Collective bargaining involves discussions and negotiations between two groups as to the terms and conditions of employment. It is called collective because both the employer and the employee act as a group rather than as individuals. It is known as bargaining because the method of reaching an agreement involves proposals and counter proposals, offers and counter offers and other negotiations. Thus collective bargaining:

is a collective process in which representatives of both the management and employees participate. is a continuous process which aims at establishing stable relationships between the parties involved. not only involves the bargaining agreement, but also involves the implementation of such an agreement. attempts in achieving discipline in the industry is a flexible approach, as the parties involved have to adopt a flexible attitude towards negotiations.

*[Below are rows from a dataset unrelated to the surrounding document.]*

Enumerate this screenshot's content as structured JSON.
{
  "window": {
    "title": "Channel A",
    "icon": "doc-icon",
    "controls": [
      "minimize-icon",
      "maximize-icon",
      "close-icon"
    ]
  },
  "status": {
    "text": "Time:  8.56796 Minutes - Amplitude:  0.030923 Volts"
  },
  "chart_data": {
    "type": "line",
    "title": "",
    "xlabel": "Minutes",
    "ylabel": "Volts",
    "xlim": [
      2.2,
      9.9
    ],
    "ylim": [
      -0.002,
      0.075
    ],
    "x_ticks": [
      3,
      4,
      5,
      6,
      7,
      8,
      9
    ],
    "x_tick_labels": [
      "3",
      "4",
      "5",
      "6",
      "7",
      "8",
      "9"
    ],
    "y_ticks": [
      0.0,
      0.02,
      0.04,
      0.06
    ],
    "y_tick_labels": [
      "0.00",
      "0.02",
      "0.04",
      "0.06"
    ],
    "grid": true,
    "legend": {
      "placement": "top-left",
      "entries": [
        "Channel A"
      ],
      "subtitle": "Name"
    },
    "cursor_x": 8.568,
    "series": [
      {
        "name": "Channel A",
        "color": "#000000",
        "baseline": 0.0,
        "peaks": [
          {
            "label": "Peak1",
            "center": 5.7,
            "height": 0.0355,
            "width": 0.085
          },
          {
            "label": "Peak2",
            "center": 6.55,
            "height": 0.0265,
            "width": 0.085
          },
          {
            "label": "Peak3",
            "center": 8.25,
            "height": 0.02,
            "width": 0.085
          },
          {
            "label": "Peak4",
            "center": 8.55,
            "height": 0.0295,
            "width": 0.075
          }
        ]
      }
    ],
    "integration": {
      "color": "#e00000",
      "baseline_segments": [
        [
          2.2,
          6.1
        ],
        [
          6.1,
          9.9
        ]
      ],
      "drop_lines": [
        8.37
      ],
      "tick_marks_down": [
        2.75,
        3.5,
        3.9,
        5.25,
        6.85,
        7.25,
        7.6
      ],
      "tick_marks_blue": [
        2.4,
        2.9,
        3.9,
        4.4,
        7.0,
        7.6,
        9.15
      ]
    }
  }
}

Collective bargaining is a type of negotiation used by employees to work with their employers. During a collective bargaining period, workers' representatives approach the employer and attempt to negotiate a contract which both sides can agree with. Typical issues covered in a labor contract are hours, wages, benefits, working conditions, and the rules of the workplace. Once both sides have reached a contract that they find agreeable, it is signed and kept in place for a set period of time, most commonly three years. The final contract is called a collective bargaining agreement, to reflect the fact that it is the result of a collective bargaining effort. The roots of collective bargaining lie in the late nineteenth century, when workers began to agitate for more rights in their places of employment. Many skilled trades started using their skills as bargaining tools to force their employers to

meet their workplace needs. Other workers relied on sheer numbers, creating general strikes to protest poor working conditions. Several labor pioneers started to establish a collective bargaining system so that labor negotiations could run more smoothly. Typically, the employees are represented by a union. Collective bargaining actually begins with joining a union, agreeing to abide by the rules of the union, and electing union representatives. In general, experienced people from the union will assist the employees with putting together a draft of a contract, and will help them present their desires to the company. Numerous meetings between representatives of employer and employees will be held until the two can agree on a contract. As the contract is being negotiated, general employees also have input on it, through their union officers. Thus, the agreement reflects the combined desires of all the employees, along with limitations that the employer wishes to see put in place. The result is a powerful document which usually reflects cooperative effort. In some cases, however, the union or the employer may resort to antagonistic tactics such as striking or creating a lockout, in order to push the agreement through. For workers, collective bargaining is an excellent tool. Many workplaces benefit from unionization, which allows workers to speak together as a body to assert their rights. Employers also benefit from collective bargaining agreements, which set out clear expectations for both sides. The experience of collective bargaining can also be a learning experience for both sides of the discussion, as it encourages employers and employees alike to consider each other's positions.